L'article 1er de la présente proposition de loi insère une disposition nouvelle à l'article L. 2512-13 du code général des collectivités territoriales, afin de conférer au maire de Paris la compétence exclusive en matière de circulation, d'aménagement et de piétonnisation des voies sur berges. Il s'agit de mettre fin à l'intervention systématique du préfet de police dans la définition de l'usage de ces voies, pour permettre à la municipalité de les aménager librement, dans le respect des priorités sanitaires, environnementales et de mobilité définies localement.
L'article 2 modifie en conséquence l'article L. 2512-14 du même code.
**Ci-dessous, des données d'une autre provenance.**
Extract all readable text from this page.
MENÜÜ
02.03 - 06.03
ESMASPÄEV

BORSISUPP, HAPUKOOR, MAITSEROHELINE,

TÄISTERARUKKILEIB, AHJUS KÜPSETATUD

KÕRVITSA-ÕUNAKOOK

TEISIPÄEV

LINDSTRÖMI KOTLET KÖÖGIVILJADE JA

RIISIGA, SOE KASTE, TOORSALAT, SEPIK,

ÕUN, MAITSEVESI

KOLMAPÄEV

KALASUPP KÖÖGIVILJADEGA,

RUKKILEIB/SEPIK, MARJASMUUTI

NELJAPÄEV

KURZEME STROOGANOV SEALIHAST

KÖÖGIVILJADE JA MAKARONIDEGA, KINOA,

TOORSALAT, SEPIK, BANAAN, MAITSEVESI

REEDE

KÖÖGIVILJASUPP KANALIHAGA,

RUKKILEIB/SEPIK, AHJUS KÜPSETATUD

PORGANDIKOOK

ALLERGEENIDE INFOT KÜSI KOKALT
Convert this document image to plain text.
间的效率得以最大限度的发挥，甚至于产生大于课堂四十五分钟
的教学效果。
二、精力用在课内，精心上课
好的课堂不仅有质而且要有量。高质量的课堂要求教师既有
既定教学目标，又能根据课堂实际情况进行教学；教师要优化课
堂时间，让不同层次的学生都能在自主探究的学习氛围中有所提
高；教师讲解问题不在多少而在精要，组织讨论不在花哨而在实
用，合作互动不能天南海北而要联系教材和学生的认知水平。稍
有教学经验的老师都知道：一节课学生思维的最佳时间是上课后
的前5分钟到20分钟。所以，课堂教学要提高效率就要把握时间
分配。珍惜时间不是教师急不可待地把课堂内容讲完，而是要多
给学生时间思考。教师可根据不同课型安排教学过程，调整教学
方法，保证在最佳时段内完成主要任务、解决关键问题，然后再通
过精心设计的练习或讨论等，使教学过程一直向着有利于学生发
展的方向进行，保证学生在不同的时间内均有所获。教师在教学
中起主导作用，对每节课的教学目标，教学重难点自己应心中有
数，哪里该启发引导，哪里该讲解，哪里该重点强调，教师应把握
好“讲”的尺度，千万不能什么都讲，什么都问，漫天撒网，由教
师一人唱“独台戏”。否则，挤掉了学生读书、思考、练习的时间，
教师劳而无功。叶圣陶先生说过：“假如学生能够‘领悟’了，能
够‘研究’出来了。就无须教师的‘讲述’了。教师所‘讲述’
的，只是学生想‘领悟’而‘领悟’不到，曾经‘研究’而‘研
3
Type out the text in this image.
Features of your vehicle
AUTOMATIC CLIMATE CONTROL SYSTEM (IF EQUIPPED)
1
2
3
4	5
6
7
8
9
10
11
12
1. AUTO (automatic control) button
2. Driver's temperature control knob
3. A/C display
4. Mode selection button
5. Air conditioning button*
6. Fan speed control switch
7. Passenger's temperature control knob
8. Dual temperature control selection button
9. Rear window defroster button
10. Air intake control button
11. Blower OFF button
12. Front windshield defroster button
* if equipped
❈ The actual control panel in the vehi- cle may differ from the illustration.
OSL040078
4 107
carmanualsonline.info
Il supprime la clause générale de réserve qui subordonne l'exercice des compétences du maire à celles du préfet de police et procède à une réécriture des alinéas II à IV. Il clarifie la répartition des responsabilités en maintenant la capacité du préfet à intervenir temporairement pour des motifs impérieux de sécurité, tout en reconnaissant au maire la compétence générale sur l'ensemble de la circulation et du stationnement à Paris. Il supprime également les dispositifs de listes d'axes définis par décret ou arrêté préfectoral, qui limitent aujourd'hui l'autonomie municipale, afin de garantir une gouvernance plus cohérente et démocratique des politiques d'aménagement de l'espace public parisien.
* 1 Enquête régionale sur la mobilité des Franciliens, L'Institut Paris région, 4/04/2024. https://www.institutparisregion.fr/mobilite-et-transports/deplacements/enquete-regionale-sur-la-mobilite-des-franciliens/
* 2 Données de la Ville de Paris, mise à jour le 7/02/2025 : « Comment se sont déplacés les Parisiens en 2023 ? » https://www.paris.fr/pages/le-bilan-des-deplacements-a-paris-en-2023-27604#:~:text=Accidentologie%20%3A,428%20contre%20314%20en%202022
* 3 Rapport final - Suivi de l'évolution de la qualité de l'air après fermeture des voies sur berges rive droite - Octobre 2017.
* 4 Rapport intermédiaire n° 1 - Campagne hivernale - Suivi de l'évolution de la qualité de l'air après la fermeture des voies sur berge rive droite - Mars 2017.